Performanz bezeichnet das Verhalten in einer Situation und ist direkt beobachtbar. Kompetenz hingegen lässt sich nicht einfach beobachten; sie liegt jedoch der Performanz zugrunde (vgl. Walzik 2012). Das lässt sich mit dem Bild eines Eisbergs vergleichen (siehe Abbildung 4). Die Spitze des Eisbergs über der Wasseroberfläche ist beobachtbar (Performanz). Der Teil des Eisbergs im Wasser bleibt dem Auge verborgen (Kompetenz).

Abbildung 4:

Eisbergmodell (vgl. Walzik 2012, S. 23, angepasste Darstellung)

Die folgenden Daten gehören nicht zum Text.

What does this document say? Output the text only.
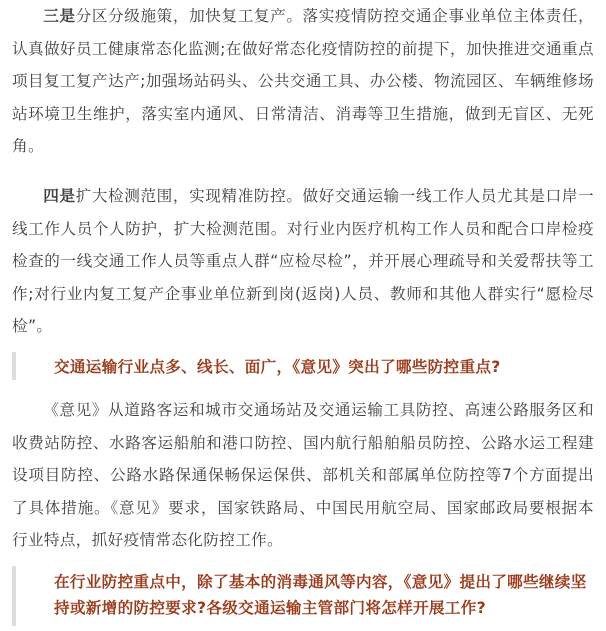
三是分区分级施策，加快复工复产。落实疫情防控交通企事业单位主体责任，认真做好员工健康常态化监测;在做好常态化疫情防控的前提下，加快推进交通重点项目复工复产达产;加强场站码头、公共交通工具、办公楼、物流园区、车辆维修场站环境卫生维护，落实室内通风、日常清洁、消毒等卫生措施，做到无盲区、无死角。

四是扩大检测范围，实现精准防控。做好交通运输一线工作人员尤其是口岸一线工作人员个人防护，扩大检测范围。对行业内医疗机构工作人员和配合口岸检疫检查的一线交通工作人员等重点人群“应检尽检”，并开展心理疏导和关爱帮扶等工作;对行业内复工复产企事业单位新到岗(返岗)人员、教师和其他人群实行“愿检尽检”。

交通运输行业点多、线长、面广，《意见》突出了哪些防控重点?

《意见》从道路客运和城市交通场站及交通运输工具防控、高速公路服务区和收费站防控、水路客运船舶和港口防控、国内航行船舶船员防控、公路水运工程建设项目防控、公路水路保通保畅保运保供、部机关和部属单位防控等7个方面提出了具体措施。《意见》要求，国家铁路局、中国民用航空局、国家邮政局要根据本行业特点，抓好疫情常态化防控工作。

在行业防控重点中，除了基本的消毒通风等内容，《意见》提出了哪些继续坚持或新增的防控要求?各级交通运输主管部门将怎样开展工作?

Deshalb ist es problematisch, von der Performanz auf die Kompetenz zu schließen. Walzik (2012) gibt dazu ein anschauliches Beispiel. Wenn jemand auf die Frage «Was gibt 2 x 3 + 1?» mit «7» antwortet, wissen wir nicht, ob die Person auch tatsächlich die Regel Punktrechnung vor Strichrechnung angewendet hat oder einfach von links nach rechts gerechnet hat. Fragen wir aber «Was gibt 1 + 2 x 3?» und erhalten die Antwort «7», so bekommen wir einen Hinweis darauf, dass die Regel Punktrechnung vor Strichrechnung eingehalten wurde.

Euler (2011) formuliert die These, dass kompetenzorientierte Prüfungen ein Ideal darstellen, dem man sich annähern, aber welches man nicht vollständig erreichen kann. Dies hängt einerseits mit der Komplexität von Kompetenzen und andererseits mit prüfungsökonomischen Gründen zusammen. Die begrenzte Zeit für Prüfungen und deren Beurteilung sowie die eingeschränkte Kapazität von Prüfungspersonal setzen Grenzen. So ist die «perfekte» handlungskompetenzorientierte Prüfung eine hilfreiche Vision für die Weiterentwicklung von Prüfungstheorie und -praxis. Dieser können wir uns annähern, sie aber nur in wenigen Fällen vollständig erreichen.

Eine weitere Einschränkung in der Beurteilung von Kompetenzen ist die Möglichkeit, praxisnahe Situationen zu schaffen. Dies stellt in vielen Bereichen keine große Schwierigkeit dar oder lässt sich häufig gut simulieren. Es gibt aber Kompetenzen und insbesondere die Kompetenzdimension «Wollen», die schwierig zu simulieren und zu überprüfen sind. So macht es beispielsweise einen Unterschied, ob ein Fachangestellter Gesundheit mit einer dementen Patientin allein in einer realen Pflegesituation konfrontiert ist und seine Kompetenz beweisen muss oder ob er die Pflegehandlung an einer Kollegin oder Schauspielerin vor Prüfungsexperten vollziehen soll.